Understanding heart function and disease, as well as testing new drugs for heart conditions, has long been a complex and time-consuming task. A promising way to study disease and test new drugs is to use cellular and engineered tissue models in a dish, but existing methods to study heart cell contraction and calcium handling require a good deal of manual work, are prone to errors, and need expensive specialized equipment.
Researchers at Columbia Engineering unveiled a groundbreaking new tool today that addresses these challenges head-on. BeatProfiler is a software that automates the analysis of heart cell function from video data and is the first system to integrate the analysis of different heart function indicators, such as contractility, calcium handling, and force output, into one tool — speeding up the process significantly and reducing the chance for errors. BeatProfiler enabled the researchers to not only distinguish between different diseases and levels of their severity but also to rapidly and objectively test drugs that affect heart function.
“This is truly a transformative tool,” said Professor and Project Leader Gordana Vunjak-Novakovic. “It’s fast, comprehensive, automated, and compatible with a broad range of computer platforms so it is easily accessible to investigators and clinicians.”

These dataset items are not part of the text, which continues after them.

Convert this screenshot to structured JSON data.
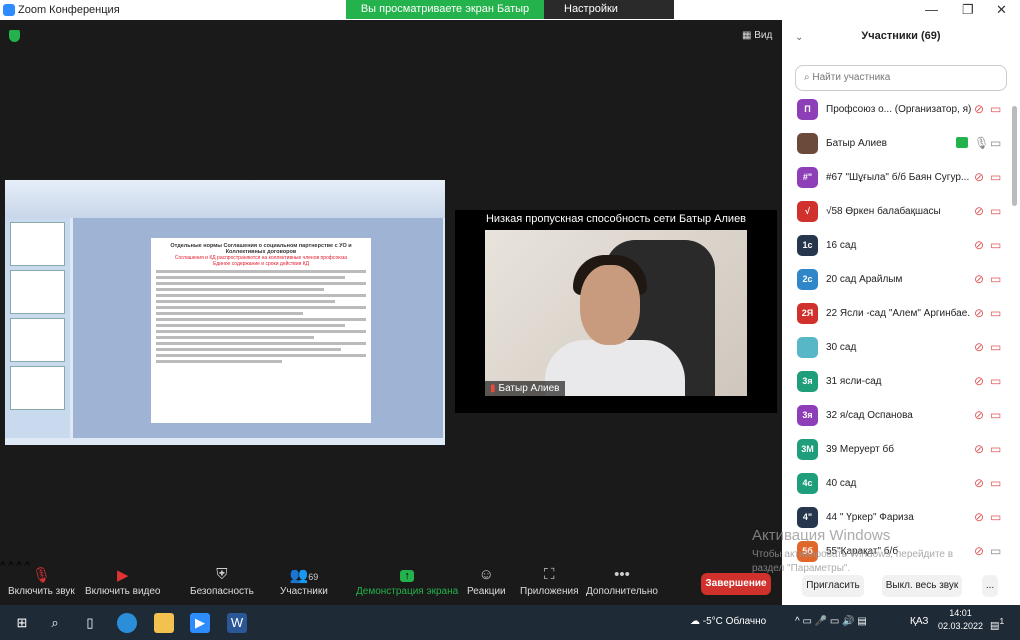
{
  "window": {
    "title": "Zoom Конференция",
    "banner": "Вы просматриваете экран Батыр Алиев",
    "view_settings": "Настройки просмотра",
    "view_label": "Вид"
  },
  "shared_slide": {
    "title": "Отдельные нормы Соглашения о социальном партнерстве с УО и Коллективных договоров",
    "red_line_1": "Соглашения и КД распространяются на коллективные членов профсоюза",
    "red_line_2": "Единое содержание и сроки действия КД"
  },
  "video": {
    "caption": "Низкая пропускная способность сети Батыр Алиев",
    "name": "Батыр Алиев"
  },
  "toolbar": {
    "unmute": "Включить звук",
    "video": "Включить видео",
    "security": "Безопасность",
    "participants": "Участники",
    "participants_count": "69",
    "share": "Демонстрация экрана",
    "reactions": "Реакции",
    "apps": "Приложения",
    "more": "Дополнительно",
    "end": "Завершение"
  },
  "panel": {
    "title": "Участники (69)",
    "search_placeholder": "Найти участника",
    "invite": "Пригласить",
    "mute_all": "Выкл. весь звук",
    "more": "...",
    "participants": [
      {
        "initials": "П",
        "name": "Профсоюз о... (Организатор, я)",
        "color": "#8e3fb8",
        "muted": true,
        "video_off": true
      },
      {
        "initials": "",
        "name": "Батыр Алиев",
        "color": "#6b4a3a",
        "muted": false,
        "video_off": false,
        "sharing": true
      },
      {
        "initials": "#\"",
        "name": "#67 \"Шұғыла\" б/б Баян Сугур...",
        "color": "#8e3fb8",
        "muted": true,
        "video_off": true
      },
      {
        "initials": "√",
        "name": "√58 Өркен балабақшасы",
        "color": "#d0312d",
        "muted": true,
        "video_off": true
      },
      {
        "initials": "1с",
        "name": "16 сад",
        "color": "#26374d",
        "muted": true,
        "video_off": true
      },
      {
        "initials": "2с",
        "name": "20 сад Арайлым",
        "color": "#2f86c8",
        "muted": true,
        "video_off": true
      },
      {
        "initials": "2Я",
        "name": "22 Ясли -сад \"Алем\" Аргинбае...",
        "color": "#d0312d",
        "muted": true,
        "video_off": true
      },
      {
        "initials": "",
        "name": "30 сад",
        "color": "#58b7c7",
        "muted": true,
        "video_off": true
      },
      {
        "initials": "3я",
        "name": "31 ясли-сад",
        "color": "#1e9e7a",
        "muted": true,
        "video_off": true
      },
      {
        "initials": "3я",
        "name": "32 я/сад Оспанова",
        "color": "#8e3fb8",
        "muted": true,
        "video_off": true
      },
      {
        "initials": "3М",
        "name": "39 Меруерт бб",
        "color": "#1e9e7a",
        "muted": true,
        "video_off": true
      },
      {
        "initials": "4с",
        "name": "40 сад",
        "color": "#1e9e7a",
        "muted": true,
        "video_off": true
      },
      {
        "initials": "4\"",
        "name": "44 \" Үркер\" Фариза",
        "color": "#26374d",
        "muted": true,
        "video_off": true
      },
      {
        "initials": "5б",
        "name": "55\"Қарақат\" б/б",
        "color": "#e0662a",
        "muted": true,
        "video_off": false
      }
    ]
  },
  "watermark": {
    "line1": "Активация Windows",
    "line2": "Чтобы активировать Windows, перейдите в раздел \"Параметры\"."
  },
  "taskbar": {
    "weather": "-5°C  Облачно",
    "lang": "ҚАЗ",
    "time": "14:01",
    "date": "02.03.2022",
    "notifications": "1"
  }
}
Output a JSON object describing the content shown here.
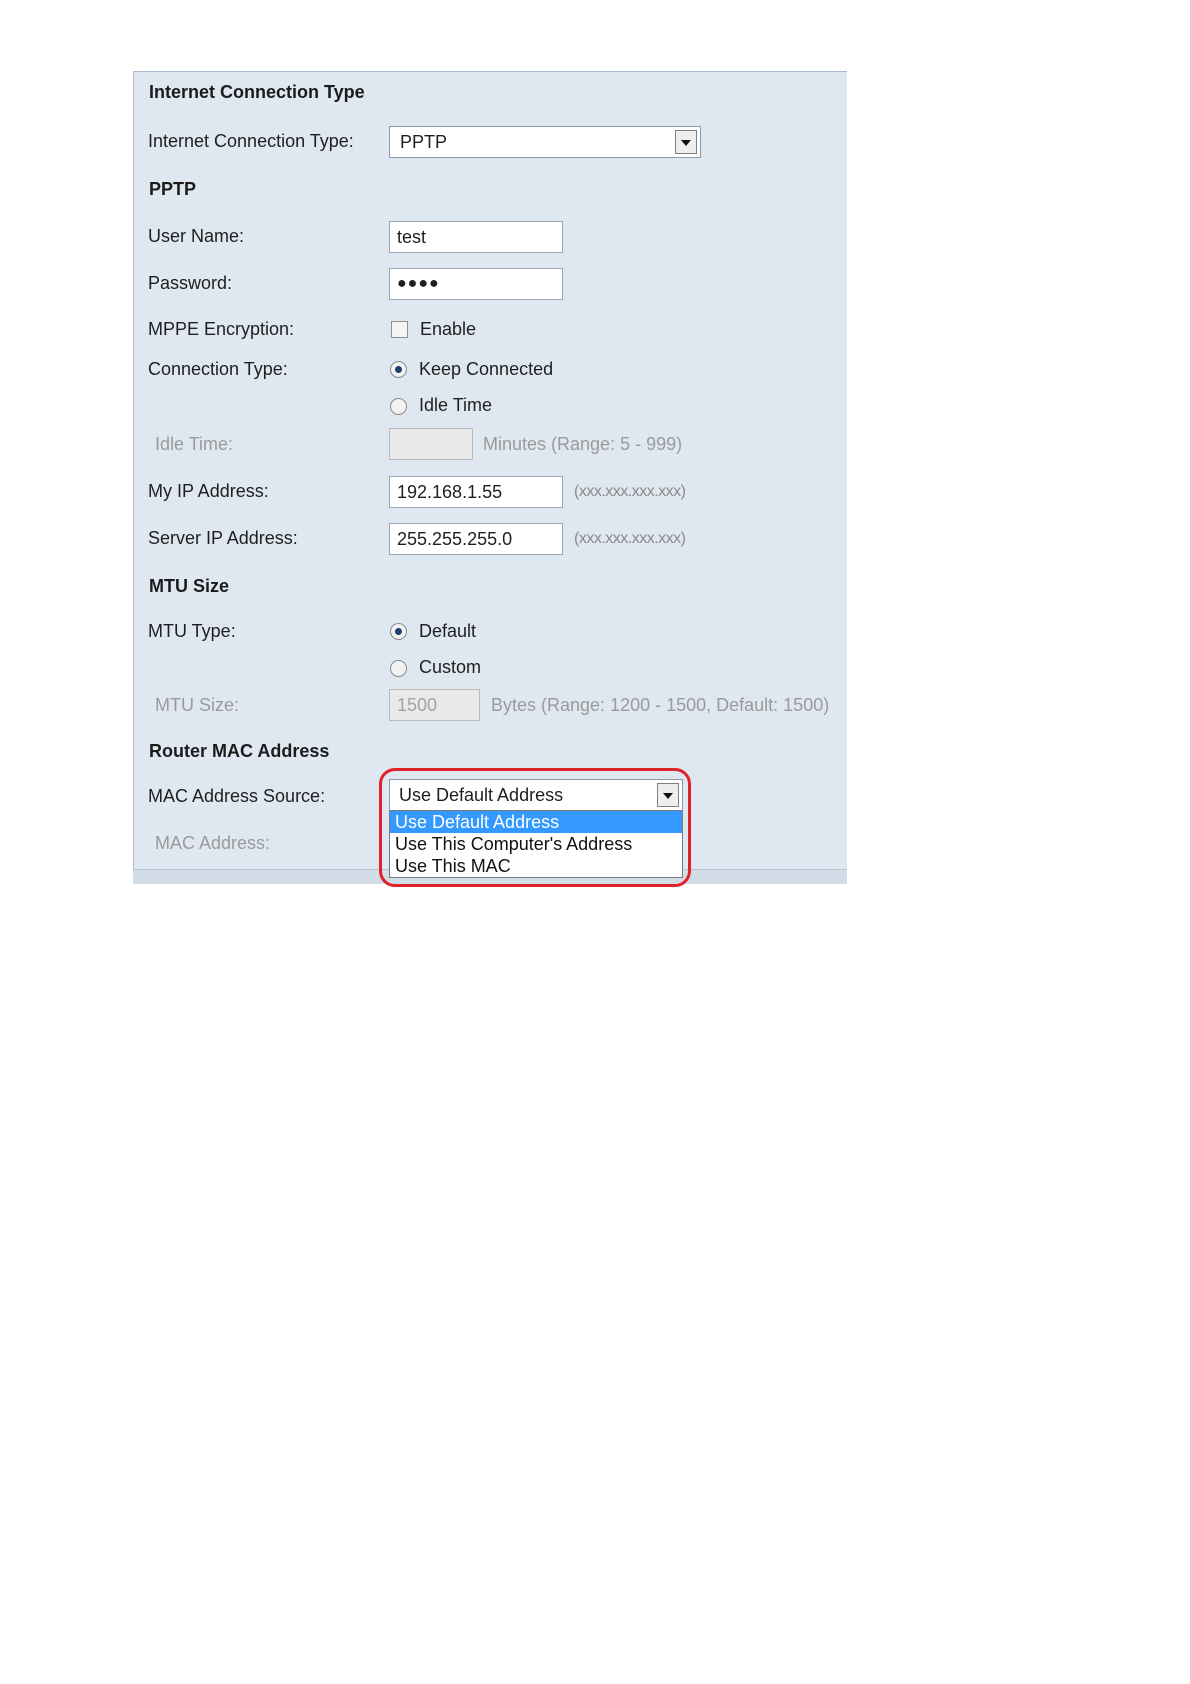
{
  "sections": {
    "connection": {
      "title": "Internet Connection Type",
      "type_label": "Internet Connection Type:",
      "type_value": "PPTP"
    },
    "pptp": {
      "title": "PPTP",
      "username_label": "User Name:",
      "username_value": "test",
      "password_label": "Password:",
      "password_value": "●●●●",
      "mppe_label": "MPPE Encryption:",
      "mppe_option": "Enable",
      "mppe_checked": false,
      "conn_type_label": "Connection Type:",
      "keep_connected": "Keep Connected",
      "idle_time_option": "Idle Time",
      "selected_conn_type": "Keep Connected",
      "idle_time_label": "Idle Time:",
      "idle_time_value": "",
      "idle_time_hint": "Minutes (Range: 5 - 999)",
      "my_ip_label": "My IP Address:",
      "my_ip_value": "192.168.1.55",
      "ip_format_hint": "(xxx.xxx.xxx.xxx)",
      "server_ip_label": "Server IP Address:",
      "server_ip_value": "255.255.255.0"
    },
    "mtu": {
      "title": "MTU Size",
      "type_label": "MTU Type:",
      "default_option": "Default",
      "custom_option": "Custom",
      "selected": "Default",
      "size_label": "MTU Size:",
      "size_value": "1500",
      "size_hint": "Bytes (Range: 1200 - 1500, Default: 1500)"
    },
    "mac": {
      "title": "Router MAC Address",
      "source_label": "MAC Address Source:",
      "source_value": "Use Default Address",
      "options": [
        "Use Default Address",
        "Use This Computer's Address",
        "Use This MAC"
      ],
      "highlighted_option": "Use Default Address",
      "address_label": "MAC Address:"
    }
  },
  "colors": {
    "panel_bg": "#dfe8f1",
    "highlight_ring": "#e0222b",
    "selected_option": "#3399ff"
  }
}
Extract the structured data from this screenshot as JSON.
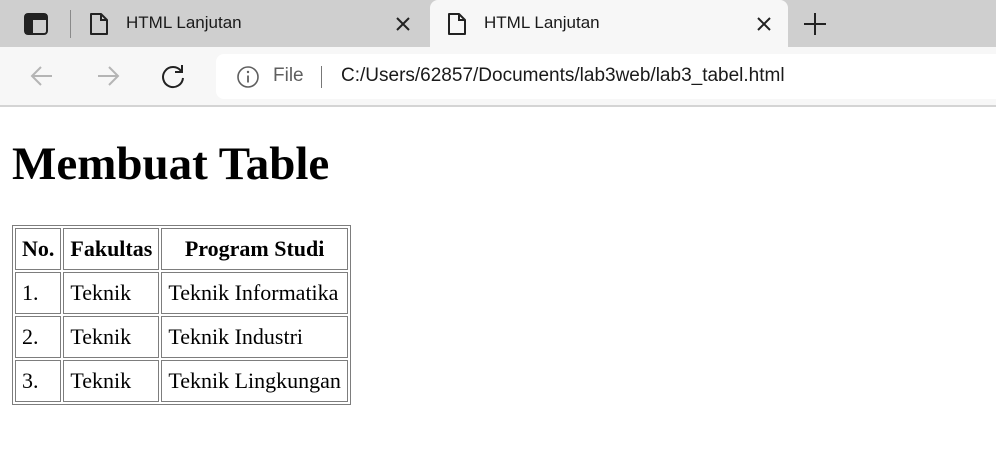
{
  "browser": {
    "tabs": [
      {
        "title": "HTML Lanjutan",
        "active": false
      },
      {
        "title": "HTML Lanjutan",
        "active": true
      }
    ],
    "address": {
      "scheme_label": "File",
      "url": "C:/Users/62857/Documents/lab3web/lab3_tabel.html"
    },
    "icons": [
      "tab-actions-icon",
      "document-icon",
      "close-icon",
      "plus-icon",
      "back-arrow-icon",
      "forward-arrow-icon",
      "reload-icon",
      "info-icon"
    ]
  },
  "page": {
    "heading": "Membuat Table",
    "table": {
      "headers": [
        "No.",
        "Fakultas",
        "Program Studi"
      ],
      "rows": [
        [
          "1.",
          "Teknik",
          "Teknik Informatika"
        ],
        [
          "2.",
          "Teknik",
          "Teknik Industri"
        ],
        [
          "3.",
          "Teknik",
          "Teknik Lingkungan"
        ]
      ]
    }
  }
}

The team elected not to file a patent application, and instead is offering the AI software as open source, so it can be directly used — for free — by any lab. They believe that this is important for disseminating the results of their research, as well as for getting feedback from users in academic, clinical, and commercial labs that can help the team to further refine the software.
As the lab was making more and more cardiac tissues through innovations such as milliPillar and multi-organ tissue models, the increased capabilities of the tissues required the researchers to develop a method to more rapidly quantify the function of cardiomyocytes (heart muscle cells) and tissues to enable studies exploring genetic cardiomyopathies, cosmic radiation, immune-mediated inflammation, and drug discovery.
In the last year and a half, Lead Author Youngbin Kim and his co-authors developed a graphical user interface on top of the code so that biomedical researchers with no coding expertise could easily analyze the data with just a few clicks. This brought together experts in software development, machine learning, signal processing, engineering, and user experience by lab members.
The study showed that BeatProfiler could accurately analyze cardiomyocyte function, outperforming existing tools by being faster — up to 50 times in some cases — and more reliable. It detected subtle changes in engineered heat tissue force response that other tools might miss.
“This level of analysis speed and versatility is unprecedented in cardiac research,” said Kim. “Using machine learning, the functional measurements analyzed by BeatProfiler helped us to distinguish between diseased and healthy heart cells with high accuracy and even to classify different cardiac drugs based on how they affect the heart.”
The team is working to expand Beat-Profiler’s capabilities for new applications in heart research, including a full spectrum of diseases that affect the pumping of the heart, and drug development. To ensure that BeatProfiler can be applied to a wide variety of research questions, they are testing and validating its performance across additional in vitro cardiac models, including different engineered heart tissue models. They are also refining their machine-learning algorithm to extend and generalize its use to a variety of heart diseases and drug effect classification.
The long-term goal is to adapt BeatProfiler to pharmaceutical settings to speed up the testing of hundreds of thousands of candidate drugs at once.